An example is Iran's sometimes public, more often surreptitious campaign for power and influence in the former Yugoslavia. There has been speculation among foreign-policy experts that, as part of a general effort to improve its relationship with the United States, Iran may offer its help in "shoring up" the Dayton peace accords and in maintaining the peace among Muslims, Serbs and Croats in Bosnia. This offer has been made and rejected in the past. It should be turned aside again.

Iranian policy toward the Balkan conflict has emphasized a long-term strategy aimed at capitalizing on the bloody plight of the embattled Bosnian Muslims in the pursuit of footholds of political and strategic significance in Europe. Iran has attempted to increase its influence in the Balkans since early 1992. It succeeded in winning the gratitude of the Bosnian Muslims by providing weapons to them, in violation of the U.N. arms embargo, from late 1993 through the end of 1995. The extent of Iran's military assistance, and the terrorist baggage that went with it, to Bosnia was exposed by the highly publicized North Atlantic Treaty Organization raid on the joint Iranian-Bosnian terrorist training center near Fojnica, Bosnia, in February 1996.

A 1996 congressional investigation into the U.S. role in Iranian arms shipments to the Balkans detailed the alarming increase in Iranian influence in the Balkans and the long-term implications for the Balkan peace process, as well as the safety of U.S. peacekeeping forces. The investigating subcommittee made a number of startling findings, unfortunately forgotten or ignored by those intent on warmer relations with Iran. The increased Iranian influence in Bosnia was revealed by Iranian penetration of Bosnian intelligence, military and governmental organizations in 1994 and 1995, by the participation of Iranian moujahedeen as troops in the Bosnian forces and by the dramatic radicalization of Alija Izetbegovic's political activities during the two years prior to the signing of the Dayton peace accords.

This growth of Iranian influence and the concomitant rise of the terrorist threat posed by the Iranian operatives were consequences of the administration's decision to turn a blind eye to the Iranian arms pipeline through Croatia.

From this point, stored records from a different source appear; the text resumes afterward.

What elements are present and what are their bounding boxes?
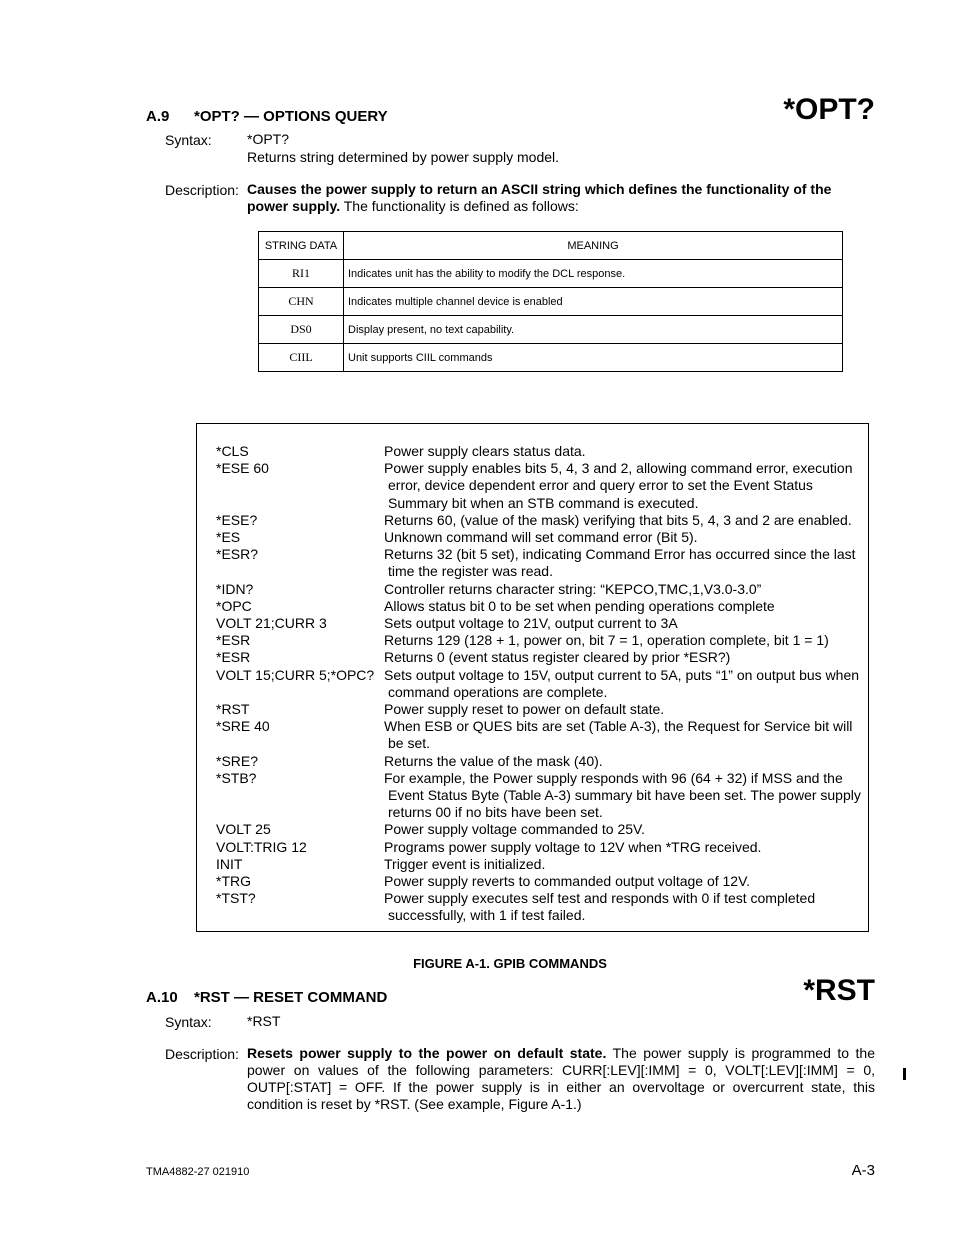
result-line: Returns 129 (128 + 1, power on, bit 7 = 1, operation complete, bit 1 = 1) <box>384 632 829 649</box>
string-meaning: Display present, no text capability. <box>344 316 843 344</box>
command-text: *STB? <box>216 769 257 786</box>
table-row <box>259 344 843 372</box>
table-header-row <box>259 232 843 260</box>
result-line: error, device dependent error and query error to set the Event Status <box>388 477 813 494</box>
result-line: Power supply voltage commanded to 25V. <box>384 821 645 838</box>
result-line: Power supply reverts to commanded output voltage of 12V. <box>384 873 751 889</box>
command-text: *ES <box>216 529 241 545</box>
command-result <box>384 546 864 580</box>
command-result <box>384 701 864 718</box>
table-row <box>259 288 843 316</box>
command-text: VOLT:TRIG 12 <box>216 838 307 855</box>
section-title: *RST — RESET COMMAND <box>194 989 388 1006</box>
result-line: time the register was read. <box>388 563 553 580</box>
footer-page-number: A-3 <box>851 1162 875 1179</box>
rst-command-banner: *RST <box>803 974 875 1007</box>
result-line: Power supply executes self test and responds with 0 if test completed <box>384 890 816 907</box>
result-line: Power supply reset to power on default state. <box>384 701 665 717</box>
description-text <box>247 1045 875 1113</box>
section-a9-heading <box>146 108 388 125</box>
result-line: Returns the value of the mask (40). <box>384 752 603 769</box>
command-result <box>384 615 864 632</box>
section-number: A.9 <box>146 108 170 125</box>
result-line: be set. <box>388 735 431 752</box>
description-bold: Resets power supply to the power on default state. <box>247 1045 607 1061</box>
command-text: *OPC <box>216 597 252 614</box>
command-result <box>384 667 864 701</box>
result-line: Allows status bit 0 to be set when pending operations complete <box>384 597 775 614</box>
result-line: Sets output voltage to 21V, output current to 3A <box>384 615 678 631</box>
string-code: CHN <box>259 288 344 316</box>
result-line: Returns 32 (bit 5 set), indicating Command Error has occurred since the last <box>384 546 856 563</box>
command-text: *CLS <box>216 443 249 459</box>
description-label: Description: <box>165 182 239 198</box>
result-line: Sets output voltage to 15V, output current to 5A, puts “1” on output bus when <box>384 666 860 683</box>
syntax-label: Syntax: <box>165 1014 212 1030</box>
command-text: *TRG <box>216 873 251 889</box>
description-rest: The power supply is programmed to the power on values of the following parameters: CURR[:LEV][:IMM] = 0, VOLT[:LEV][:IMM] = 0, OUTP[:STAT] = OFF. If the power supply is in either an overvoltage or overcurrent state, this condition is reset by *RST. (See example, Figure A-1.) <box>247 1045 876 1112</box>
command-text: *ESE 60 <box>216 460 269 477</box>
result-line: Controller returns character string: “KEPCO,TMC,1,V3.0-3.0” <box>384 580 762 597</box>
command-text: *ESR <box>216 649 251 666</box>
command-result <box>384 512 864 529</box>
result-line: Power supply clears status data. <box>384 443 586 459</box>
opt-command-banner: *OPT? <box>783 93 875 126</box>
command-result <box>384 581 864 598</box>
command-text: *ESE? <box>216 511 258 528</box>
command-result <box>384 753 864 770</box>
command-result <box>384 890 864 924</box>
string-code: CIIL <box>259 344 344 372</box>
header-string-data: STRING DATA <box>259 232 344 260</box>
section-title: *OPT? — OPTIONS QUERY <box>194 108 388 125</box>
command-text: *SRE 40 <box>216 718 270 735</box>
command-text: *ESR? <box>216 546 259 563</box>
description-bold: Causes the power supply to return an ASCII string which defines the functionality of the power supply. <box>247 181 832 214</box>
string-meaning: Indicates unit has the ability to modify the DCL response. <box>344 260 843 288</box>
command-text: *RST <box>216 701 250 717</box>
command-result <box>384 529 864 546</box>
command-text: *IDN? <box>216 580 254 597</box>
string-meaning: Indicates multiple channel device is enabled <box>344 288 843 316</box>
command-result <box>384 770 864 822</box>
command-result <box>384 649 864 666</box>
command-result <box>384 821 864 838</box>
options-table <box>258 231 843 372</box>
command-text: *TST? <box>216 890 256 907</box>
syntax-returns: Returns string determined by power supply model. <box>247 149 560 165</box>
command-result <box>384 443 864 460</box>
command-text: INIT <box>216 855 243 872</box>
description-rest: The functionality is defined as follows: <box>340 198 579 214</box>
command-text: VOLT 15;CURR 5;*OPC? <box>216 666 375 683</box>
syntax-label: Syntax: <box>165 132 212 148</box>
command-result <box>384 873 864 890</box>
command-text: *ESR <box>216 632 251 649</box>
string-code: DS0 <box>259 316 344 344</box>
command-text: *SRE? <box>216 752 259 769</box>
result-line: Returns 60, (value of the mask) verifying that bits 5, 4, 3 and 2 are enabled. <box>384 511 852 528</box>
gpib-commands-figure <box>196 423 869 932</box>
command-text: VOLT 25 <box>216 821 271 838</box>
command-result <box>384 856 864 873</box>
result-line: returns 00 if no bits have been set. <box>388 804 603 821</box>
result-line: When ESB or QUES bits are set (Table A-3), the Request for Service bit will <box>384 718 853 735</box>
result-line: Trigger event is initialized. <box>384 855 546 872</box>
result-line: For example, the Power supply responds with 96 (64 + 32) if MSS and the <box>384 769 843 786</box>
result-line: command operations are complete. <box>388 683 608 700</box>
result-line: Power supply enables bits 5, 4, 3 and 2, allowing command error, execution <box>384 460 853 477</box>
footer-doc-id: TMA4882-27 021910 <box>146 1166 250 1178</box>
command-result <box>384 718 864 752</box>
change-bar <box>903 1068 906 1080</box>
figure-caption: FIGURE A-1. GPIB COMMANDS <box>413 956 607 971</box>
result-line: Programs power supply voltage to 12V when *TRG received. <box>384 838 762 855</box>
result-line: Unknown command will set command error (Bit 5). <box>384 529 698 545</box>
section-number: A.10 <box>146 989 178 1006</box>
command-text: VOLT 21;CURR 3 <box>216 615 327 631</box>
command-result <box>384 839 864 856</box>
header-meaning: MEANING <box>344 232 843 260</box>
command-result <box>384 598 864 615</box>
result-line: Returns 0 (event status register cleared by prior *ESR?) <box>384 649 731 666</box>
string-meaning: Unit supports CIIL commands <box>344 344 843 372</box>
command-result <box>384 460 864 512</box>
table-row <box>259 316 843 344</box>
description-text <box>247 181 875 215</box>
section-a10-heading <box>146 989 387 1006</box>
result-line: successfully, with 1 if test failed. <box>388 907 586 924</box>
table-row <box>259 260 843 288</box>
result-line: Event Status Byte (Table A-3) summary bit have been set. The power supply <box>388 787 861 803</box>
syntax-value: *RST <box>247 1013 281 1029</box>
result-line: Summary bit when an STB command is executed. <box>388 494 699 511</box>
syntax-value: *OPT? <box>247 131 290 147</box>
description-label: Description: <box>165 1046 239 1062</box>
string-code: RI1 <box>259 260 344 288</box>
command-result <box>384 632 864 649</box>
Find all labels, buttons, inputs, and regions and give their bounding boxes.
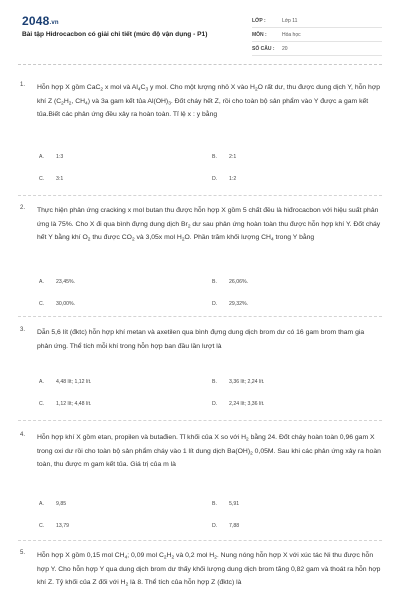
option-c[interactable]: C. 13,79 — [39, 523, 69, 529]
question-text: Thực hiện phản ứng cracking x mol butan thu được hỗn hợp X gồm 5 chất đều là hiđrocacbon với hiệu suất phản ứng là 75%. Cho X đi qua bình đựng dung dịch $Br_2$ dư sau phản ứng hoàn toàn thu được hỗn hợp khí Y. Đốt cháy hết Y bằng khí $O_2$ thu được $CO_2$ và 3,05x mol $H_2O$. Phần trăm khối lượng $CH_4$ trong Y bằng — [37, 207, 381, 243]
option-b[interactable]: B. 26,06%. — [212, 279, 249, 285]
info-value: 20 — [282, 45, 288, 52]
info-label: LỚP : — [252, 17, 266, 24]
question-divider — [18, 316, 382, 317]
question-number: 2. — [20, 205, 26, 211]
option-d[interactable]: D. 1:2 — [212, 176, 237, 182]
option-b[interactable]: B. 3,36 lít; 2,24 lít. — [212, 379, 265, 385]
info-row-class — [252, 14, 382, 28]
option-d[interactable]: D. 29,32%. — [212, 301, 249, 307]
question-divider — [18, 420, 382, 421]
info-value: Lớp 11 — [282, 17, 298, 24]
question-number: 3. — [20, 327, 26, 333]
info-label: MÔN : — [252, 31, 267, 38]
option-b[interactable]: B. 5,91 — [212, 501, 240, 507]
option-a[interactable]: A. 4,48 lít; 1,12 lít. — [39, 379, 92, 385]
info-value: Hóa học — [282, 31, 301, 38]
site-logo[interactable]: 2048.vn — [22, 14, 59, 28]
header-divider — [18, 64, 382, 65]
info-row-subject — [252, 28, 382, 42]
question-divider — [18, 195, 382, 196]
option-a[interactable]: A. 1:3 — [39, 154, 64, 160]
question-text: Dẫn 5,6 lít (đktc) hỗn hợp khí metan và axetilen qua bình đựng dung dịch brom dư có 16 gam brom tham gia phản ứng. Thể tích mỗi khí trong hỗn hợp ban đầu lần lượt là — [37, 329, 365, 350]
option-d[interactable]: D. 7,88 — [212, 523, 240, 529]
question-text: Hỗn hợp X gồm CaC$_2$ x mol và $Al_4C_3$ y mol. Cho một lượng nhỏ X vào $H_2O$ rất dư, thu được dung dịch Y, hỗn hợp khí Z ($C_2H_2$, $CH_4$) và 3a gam kết tủa $Al(OH)_3$. Đốt cháy hết Z, rồi cho toàn bộ sản phẩm vào Y được a gam kết tủa.Biết các phản ứng đều xảy ra hoàn toàn. Tỉ lệ x : y bằng — [37, 84, 381, 119]
question-text: Hỗn hợp X gồm 0,15 mol $CH_4$; 0,09 mol $C_2H_2$ và 0,2 mol $H_2$. Nung nóng hỗn hợp X với xúc tác Ni thu được hỗn hợp Y. Cho hỗn hợp Y qua dung dịch brom dư thấy khối lượng dung dịch brom tăng 0,82 gam và thoát ra hỗn hợp khí Z. Tỷ khối của Z đối với $H_2$ là 8. Thể tích của hỗn hợp Z (đktc) là — [37, 552, 381, 588]
info-panel — [252, 14, 382, 56]
option-d[interactable]: D. 2,24 lít; 3,36 lít. — [212, 401, 265, 407]
document-title: Bài tập Hidrocacbon có giải chi tiết (mức độ vận dụng - P1) — [22, 31, 208, 38]
option-b[interactable]: B. 2:1 — [212, 154, 237, 160]
info-row-count — [252, 42, 382, 56]
question-number: 1. — [20, 82, 26, 88]
option-c[interactable]: C. 1,12 lít; 4,48 lít. — [39, 401, 92, 407]
option-c[interactable]: C. 30,00%. — [39, 301, 76, 307]
document-header — [0, 0, 400, 65]
option-a[interactable]: A. 9,85 — [39, 501, 67, 507]
question-number: 5. — [20, 550, 26, 556]
info-label: SỐ CÂU : — [252, 45, 275, 52]
question-divider — [18, 540, 382, 541]
option-a[interactable]: A. 23,45%. — [39, 279, 76, 285]
option-c[interactable]: C. 3:1 — [39, 176, 64, 182]
question-text: Hỗn hợp khí X gồm etan, propilen và butađien. Tỉ khối của X so với $H_2$ bằng 24. Đốt cháy hoàn toàn 0,96 gam X trong oxi dư rồi cho toàn bộ sản phẩm cháy vào 1 lít dung dịch $Ba(OH)_2$ 0,05M. Sau khi các phản ứng xảy ra hoàn toàn, thu được m gam kết tủa. Giá trị của m là — [37, 434, 381, 469]
question-number: 4. — [20, 432, 26, 438]
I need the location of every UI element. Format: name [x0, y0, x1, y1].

In May 1994, despite the Clinton administration's public support of the U.N. arms embargo against the former Yugoslavia, U.S. diplomats signaled to the Croatians, Iranians and Bosnians that the United States would not interfere with Iranian efforts to transport and smuggle weaponry through Croatia to Muslim forces in Bosnia. This decision, concealed from Congress until its public exposure in spring 1996, became known as the "Iranian green light" and was the subject of the subcommittee's investigation.